Most of my jig flies are Pheasant tails tied "in the round", Hare's Ears without a shellback, Quill Bodies with just dubbing and a little flash for the legs. You can add shellbacks to jig on the larger flies, but its a headache and unnecessary for the smaller ones. I tie a small winter black stone nymph on both a standard nymph hook and a jig style, the only difference is no shell back, this is because dealing with a hook point in your way vs. a wide open shank makes a huge difference, and you won't have to worry about stabbing yourself every 2 seconds with the hook.

Another key to success with jig flies is to secure the bead from flopping around while you are starting to tie. One way I have found to keep the bead in place and stop it from spinning around is adding a few lead wraps behind the bead and pushing it tight to the bead. The other way is to make a small thread dam behind it. I do this often times when I'm trying to make a smaller, lighter jig. I will use this dam to also the start of my body taper for the fly.

Jigs are used as anchor flies most of the time. This is also why I try to keep it simple, for restocking purposes. I have found that if you start with a larger jig hook (8-12) with the style flies you are trying to tie, this will help you get proportions right before you start into the smaller sizes (14-18).

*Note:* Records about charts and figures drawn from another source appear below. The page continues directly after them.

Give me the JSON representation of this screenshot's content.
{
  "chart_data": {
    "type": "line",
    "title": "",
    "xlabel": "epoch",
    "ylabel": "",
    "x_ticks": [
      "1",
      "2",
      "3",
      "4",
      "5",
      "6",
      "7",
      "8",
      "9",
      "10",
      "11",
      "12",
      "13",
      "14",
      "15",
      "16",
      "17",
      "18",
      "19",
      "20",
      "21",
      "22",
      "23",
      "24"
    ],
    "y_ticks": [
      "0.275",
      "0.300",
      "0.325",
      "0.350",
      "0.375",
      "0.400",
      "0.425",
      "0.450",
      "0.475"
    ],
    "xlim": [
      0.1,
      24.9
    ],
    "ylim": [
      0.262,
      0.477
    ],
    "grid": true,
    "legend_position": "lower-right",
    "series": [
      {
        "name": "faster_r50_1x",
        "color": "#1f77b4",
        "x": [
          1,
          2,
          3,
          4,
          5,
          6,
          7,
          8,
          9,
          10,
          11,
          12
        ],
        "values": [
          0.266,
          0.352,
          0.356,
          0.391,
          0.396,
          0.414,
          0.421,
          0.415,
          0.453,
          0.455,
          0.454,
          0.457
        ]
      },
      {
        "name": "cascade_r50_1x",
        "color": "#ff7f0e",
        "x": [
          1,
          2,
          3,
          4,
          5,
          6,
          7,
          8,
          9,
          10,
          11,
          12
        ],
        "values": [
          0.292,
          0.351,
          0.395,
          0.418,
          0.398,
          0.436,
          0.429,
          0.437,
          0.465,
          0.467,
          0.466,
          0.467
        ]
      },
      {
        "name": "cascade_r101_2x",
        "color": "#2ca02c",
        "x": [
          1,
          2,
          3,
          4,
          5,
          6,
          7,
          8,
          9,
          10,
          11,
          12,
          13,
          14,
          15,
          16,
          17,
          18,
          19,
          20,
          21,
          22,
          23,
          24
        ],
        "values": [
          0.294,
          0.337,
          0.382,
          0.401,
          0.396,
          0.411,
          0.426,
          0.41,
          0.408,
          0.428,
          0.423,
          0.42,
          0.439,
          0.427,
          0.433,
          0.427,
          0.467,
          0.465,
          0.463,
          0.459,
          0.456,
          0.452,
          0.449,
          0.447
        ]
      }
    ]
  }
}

I often times will tie one style of fly in 3 to 4 sizes, always starting with the larger ones first, again to help with proportions but also help with your tying movements around the hook point and tying inverted.

These are 3 tips that have made tying jig flies fun for me with the least amount of frustration. Hope this helps.

Over the next moth I will be posting more on jigs to give everyone some ideas on simple ones to tie. Maybe even a tutorial or video.